The COVID-19 pandemic has hit Hispanics particularly hard. The reasons for this range from language barriers to higher rates of comorbidities. Combine this with another disturbing trend—4,200 children in New York alone have lost a parent to COVID-19, putting a quarter of them at risk of going into foster care—and a crisis is becoming clear.

Let’s look at the Lone Star State. Comprising 42 percent of the foster care population in Texas, 21,469 Hispanic children were in foster homes in 2019. That’s more than any other racial or ethnic group. Children who grow up in foster care face higher risks of homelessness, unemployment, low educational attainment, incarceration, and mental health issues. Our communities must take the lead in caring for these children.

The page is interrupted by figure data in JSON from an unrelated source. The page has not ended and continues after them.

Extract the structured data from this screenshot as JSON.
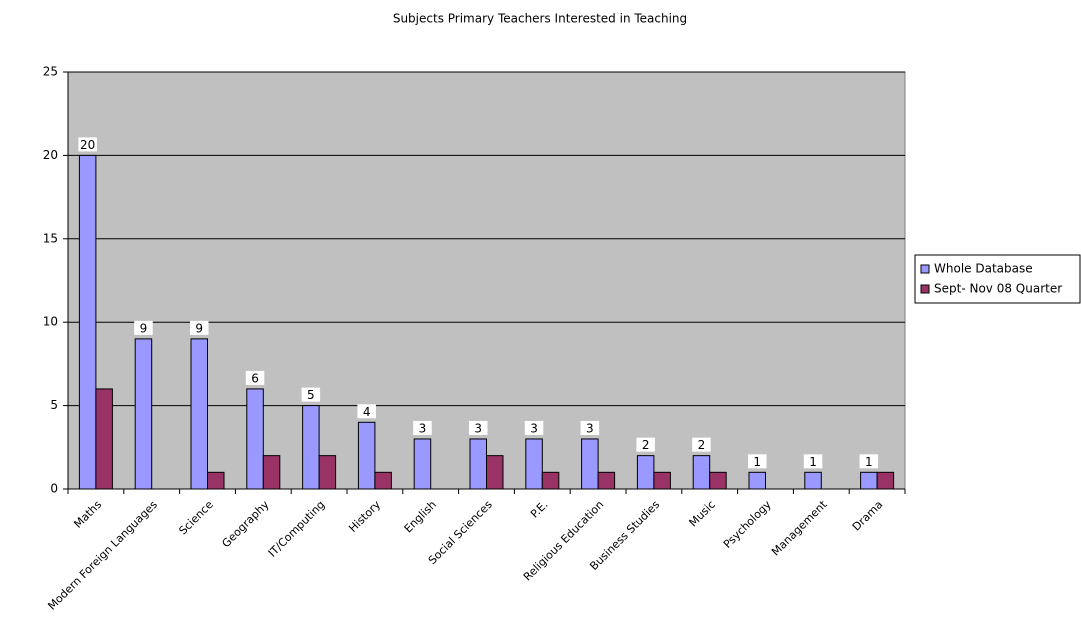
{
  "chart_data": {
    "type": "bar",
    "title": "Subjects Primary Teachers Interested in Teaching",
    "categories": [
      "Maths",
      "Modern Foreign Languages",
      "Science",
      "Geography",
      "IT/Computing",
      "History",
      "English",
      "Social Sciences",
      "P.E.",
      "Religious Education",
      "Business Studies",
      "Music",
      "Psychology",
      "Management",
      "Drama"
    ],
    "series": [
      {
        "name": "Whole Database",
        "color": "#9999ff",
        "show_labels": true,
        "values": [
          20,
          9,
          9,
          6,
          5,
          4,
          3,
          3,
          3,
          3,
          2,
          2,
          1,
          1,
          1
        ]
      },
      {
        "name": "Sept- Nov 08 Quarter",
        "color": "#993366",
        "show_labels": false,
        "values": [
          6,
          0,
          1,
          2,
          2,
          1,
          0,
          2,
          1,
          1,
          1,
          1,
          0,
          0,
          1
        ]
      }
    ],
    "ylim": [
      0,
      25
    ],
    "yticks": [
      0,
      5,
      10,
      15,
      20,
      25
    ],
    "grid": true,
    "legend": "right",
    "plot_background": "#c0c0c0"
  }
}
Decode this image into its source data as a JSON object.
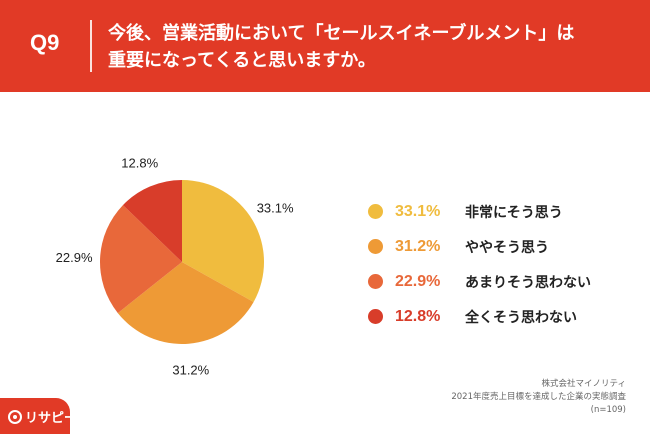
{
  "header": {
    "question_no": "Q9",
    "title_line1": "今後、営業活動において「セールスイネーブルメント」は",
    "title_line2": "重要になってくると思いますか。"
  },
  "chart_data": {
    "type": "pie",
    "title": "今後、営業活動において「セールスイネーブルメント」は重要になってくると思いますか。",
    "slices": [
      {
        "label": "非常にそう思う",
        "value": 33.1,
        "display": "33.1%",
        "color": "#F0BC3E"
      },
      {
        "label": "ややそう思う",
        "value": 31.2,
        "display": "31.2%",
        "color": "#EE9A36"
      },
      {
        "label": "あまりそう思わない",
        "value": 22.9,
        "display": "22.9%",
        "color": "#E8683A"
      },
      {
        "label": "全くそう思わない",
        "value": 12.8,
        "display": "12.8%",
        "color": "#D83D2A"
      }
    ]
  },
  "footnote": {
    "company": "株式会社マイノリティ",
    "survey": "2021年度売上目標を達成した企業の実態調査",
    "sample": "(n=109)"
  },
  "logo": {
    "text": "リサピー"
  }
}
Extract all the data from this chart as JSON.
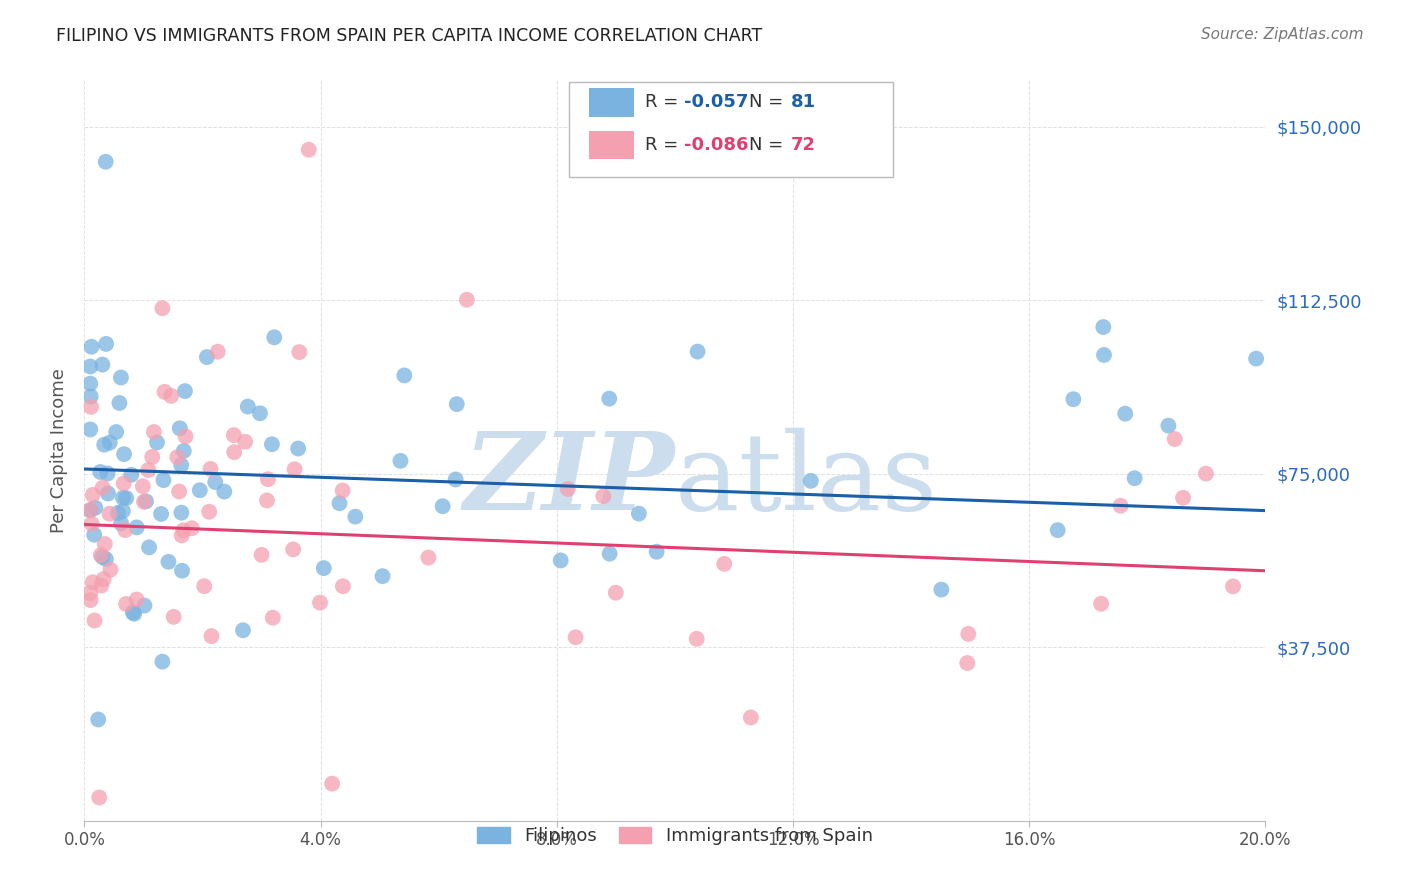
{
  "title": "FILIPINO VS IMMIGRANTS FROM SPAIN PER CAPITA INCOME CORRELATION CHART",
  "source": "Source: ZipAtlas.com",
  "ylabel": "Per Capita Income",
  "ytick_labels": [
    "$37,500",
    "$75,000",
    "$112,500",
    "$150,000"
  ],
  "ytick_values": [
    37500,
    75000,
    112500,
    150000
  ],
  "ymin": 0,
  "ymax": 160000,
  "xmin": 0.0,
  "xmax": 0.2,
  "R_filipino": -0.057,
  "N_filipino": 81,
  "R_spain": -0.086,
  "N_spain": 72,
  "color_filipino": "#7ab3e0",
  "color_spain": "#f4a0b0",
  "trend_color_filipino": "#1a5fa8",
  "trend_color_spain": "#e04070",
  "watermark_color": "#ccdded",
  "background_color": "#ffffff",
  "grid_color": "#dddddd",
  "title_color": "#222222",
  "axis_label_color": "#555555",
  "ytick_color": "#2a6abf",
  "xtick_color": "#555555",
  "source_color": "#777777"
}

The best way to achieve this is to reduce the number of Hispanic children who are separated from their families through robust, community-driven supports for struggling families. For those tragic circumstances in which it is not possible for a child to safely remain with their birth family, more foster and adoptive families of Hispanic origin are needed to fill the gap. Families like the Sandovals (names changed to protect privacy).

The Sandovals attended church with Elijah’s birth mother, who struggled with mental health issues. Even before Elijah was born, it was apparent that his mother would not be able to adequately care for him, so the church helped facilitate his adoption within the congregation to avoid the prospect of him entering foster care. Ultimately, Elijah’s mother chose the Sandovals to be her son’s forever family. Several months later, while the Sandovals were on vacation, Elijah was born five weeks prematurely and was immediately placed into foster care. The Sandovals returned home to participate in a court hearing where the judge approved the placement of Elijah with them. However, the Department of Family and Protective Services delayed and pushed for Elijah to be placed with another family. The Sandovals fought for more than four months, and finally prevailed when the judge called an emergency hearing and ordered the department to place Elijah with them.

The Sandovals’ story is a wonderful example of the difference opening your heart and home can have in the life of a child. Yet, it also underscores the importance of taking the work beyond our neighborhoods to achieve fundamental reform of the entire child welfare system.

Far too many Texas children are forcibly separated from their families by child protective services, and removal disproportionately impacts low-income children. The vast majority of confirmed allegations of child maltreatment are for neglect only rather than for physical or sexual abuse. County-level data shows that a child who lives in conditions of poverty is statistically more likely to enter the Texas foster care system. Entry into foster care should be a tool for protecting children who are in imminent danger of harm and should never be the result of family poverty.

Legal standards governing removal decisions must be reformed by raising the standard of proof CPS must meet before removing a child and requiring proof that removal is the least detrimental alternative available. Additionally, greater focus should be placed on preventing children who are at risk of entering foster care from being removed through community-based services.

In 2017, the Texas Legislature enacted Community-Based Care—a fundamental reform of the state’s foster care system that transferred primary responsibility for foster care services to local private and non-profit charitable organizations based in the regions where children live. While this new model is already generating impressive results in key areas—such as keeping children closer to home so they can maintain critical familial and cultural connections—it is only operating in four regions of the state. When the Legislature reconvenes in January, it should commit to the continued expansion of the Community-Based Care model statewide so that all communities can play a leading role in caring for their children.

Hispanic heritage and family traditions are proud legacies we leave our children with God (church) and family being central, and extends families beyond mother and father to abuelos (grandparents), tatarabuelos (great grandparents), tios (uncles and aunts), primos (cousins), etc. However, we must strengthen our families and care for our children for them to inherit that legacy. For that to happen, foster care reform is a must, regardless of politics.